Thursday, April 04, 2024

Dev Patel’s Monkey Man

He is an underground fighter, whose masked persona is inspired by Hanuman. He encounters a woman named Sita in his quest for vengeance, but this is not the Ramayana. This is old school retribution at its most brutal. Some of the most powerful men in India are responsible for his mother’s death, so now they are going to pay in Dev Patel’s Monkey Man, which opens tomorrow in theaters.

We never really catch the “Kid’s” name, but he takes the alias of “Bobby” while working in the kitchen of the elite private club affiliated with his enemies. As a boy, he watched helplessly as the future police chief killed his mother, as part of an operation to clear their community off land coveted by a politically connected cult. Their (maybe not so vaguely) Modi-sounding nationalist party is on the verge of winning the election, but “Bobby” might not even be aware of politics. He is hatching a plan to make Chief Rana pay. Still, he cannot help noticed Sita, one of the club’s hostesses, whose soul has not been fully corrupted yet.

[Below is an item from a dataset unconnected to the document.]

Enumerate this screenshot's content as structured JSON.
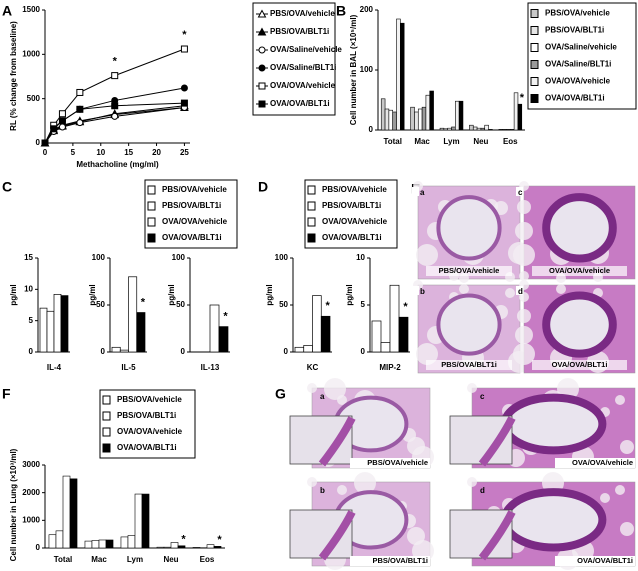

Bobby’s plan is not great, but he intends to compensate with the red-hot intensity of his rage. He might need a little more than that, but he might find it during a training montage. Sure, we have seen them before, but not with Zakiir Hussain keeping rhythm as the character appropriately known simply as the “Tabla Maestro,” which indeed he is.

Hussain, a member of John McLaughlin’s Shakti, has appeared in films before, but they have mostly been classy Merchant-Ivory productions, like
Heat and Dust. In contrast, Monkey Man is about as bloody and seamy as a movie can possibly get. It is not for the squeamish. This is a straight-up payback thriller, but it is getting marketed for horror audiences, partly because it is produced by Jordan Peele and partly because it is so unapologetically violent.

Directing himself, Patel has sort of made a Mr. Hyde companion to his Dr. Jekyll-ish breakout film,
Slumdog Millionaire. Bobby, or whoever he is, is another slum kid, but he has very different goals in life.

Basically, there are two extended fight scenes, but they probably represent at least sixty percent of the film. In terms of their grittiness and grunginess, they are very much akin to those in Xavier Gens’
Mayhem. Clearly, Patel trained like a madman. He is not a huge guy, but he has that wiry, ultra-cut physique that makes his relentlessness believable. The movie is his show entirely, but Sharlto Copley is also fun to watch chewing the scenery as the sleazy underground fight empresario, Tiger.

Cinematographer Sharone Meir soaks up all the grime, but somehow the neon-lit street scenes are weirdly beautiful.
Monkey Man probably feels like it lands more political in India, but in America most of the partisan-ideological baggage will be “lost in translation,” so to speak. It is just as well, because there is something rather poetic about Monkey Man’s stripped-down primal fury. Recommended for fans of existential action cinema, Monkey Man opens in theaters tomorrow (4/5), including the AMC Lincoln Square.